Merry Christmas, 1997
To celebrate Christmas, I am sharing my Christmas Day columns, a tradition that started in 1996. Here is the 1997 version:
A Christmas story: Dec. 24, 1987. The Christmas Eve service at Simpson United Methodist Church was dragging.
The minister was reading from a book not nearly as exciting as “The Night Before Christmas,” which the little boy’s dad read to the family every year.
Wearing a snow suit and moon boots, the 21/2 -year-old lad wiggled away from his father, out of the pew and down the aisle.
Dad tried to grab him, missed and Little Mr. Moon Boots made it all the way to the pulpit, with the congregation howling in laughter.
Enough of that boring book, the little boy seemed to be saying. He lifted up his own request. “Now will you read the Care Bear book?” he asked.
Now when you see him bouncing around as a ballboy at basketball games, you know energy never has been a problem for the son of Kelvin Sampson.
A Christmas story: Dec. 24, 1973: The high school in the East Texas town had been integrated in 1970, with the usual walkouts and turmoil and bitter blood.
But a new football coach was hired, there was a black family in town with talented boys and the folks began to rally around their Friday Night heroes.

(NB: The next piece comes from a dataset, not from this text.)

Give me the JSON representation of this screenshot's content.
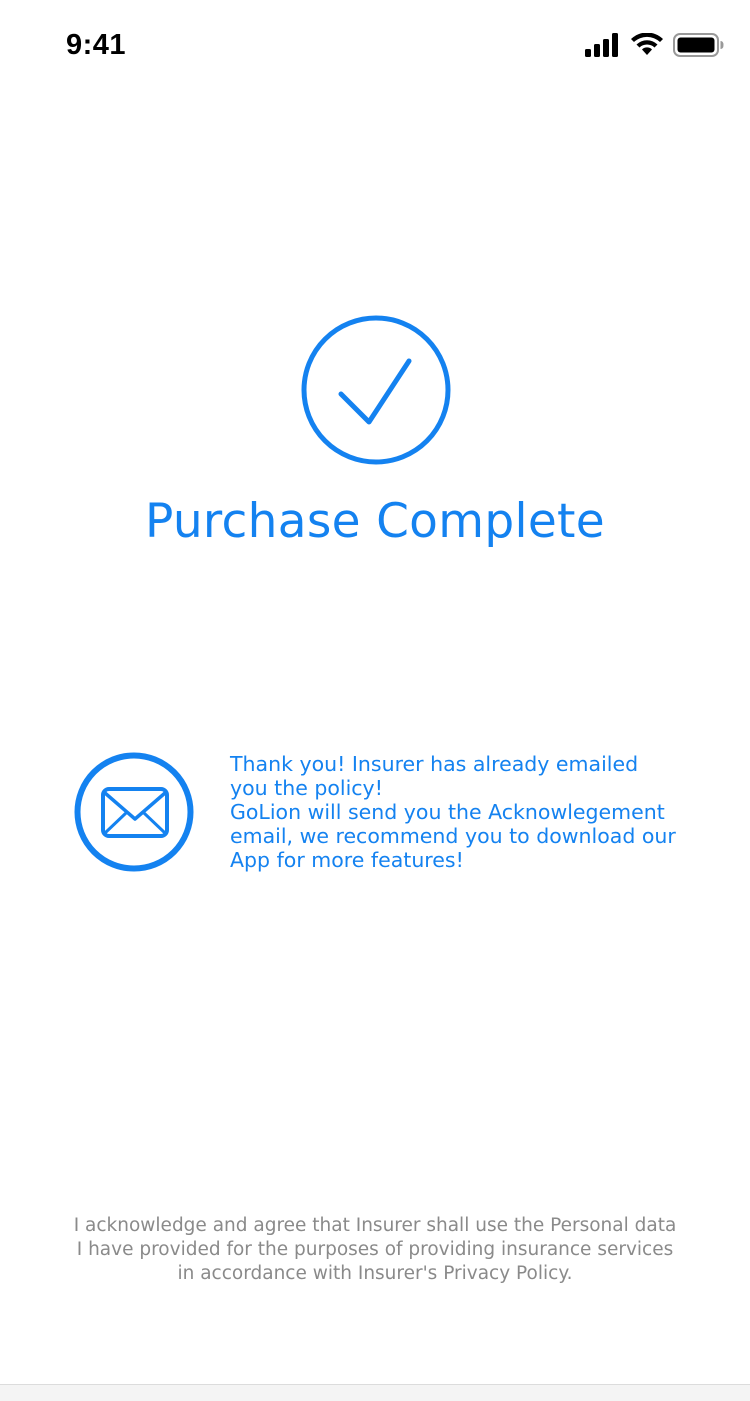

The school won a state title, and two days later was Christmas Eve. The star player and his little brothers, twins, went shopping in town, and everyone was so happy they showered with gifts the brothers who suddenly didn’t need any Christmas money.
John Tyler High School had become a much happier place because of Earl Campbell.
A Christmas story: December 1985. The family, always home for the holidays, found itself in Honolulu because of Dad’s business.
It was 80 degrees, everything was sunny and green, and the family figured Hawaii had been invented by the Grinch.
The father went searching for a little cheer, and a woman in a nearby office said her little tree was his to have.
The family put it in their hotel room, tried to decorate it with a few ornaments and then looked at each other and laughed in pity. They had a Charlie Brown Christmas tree.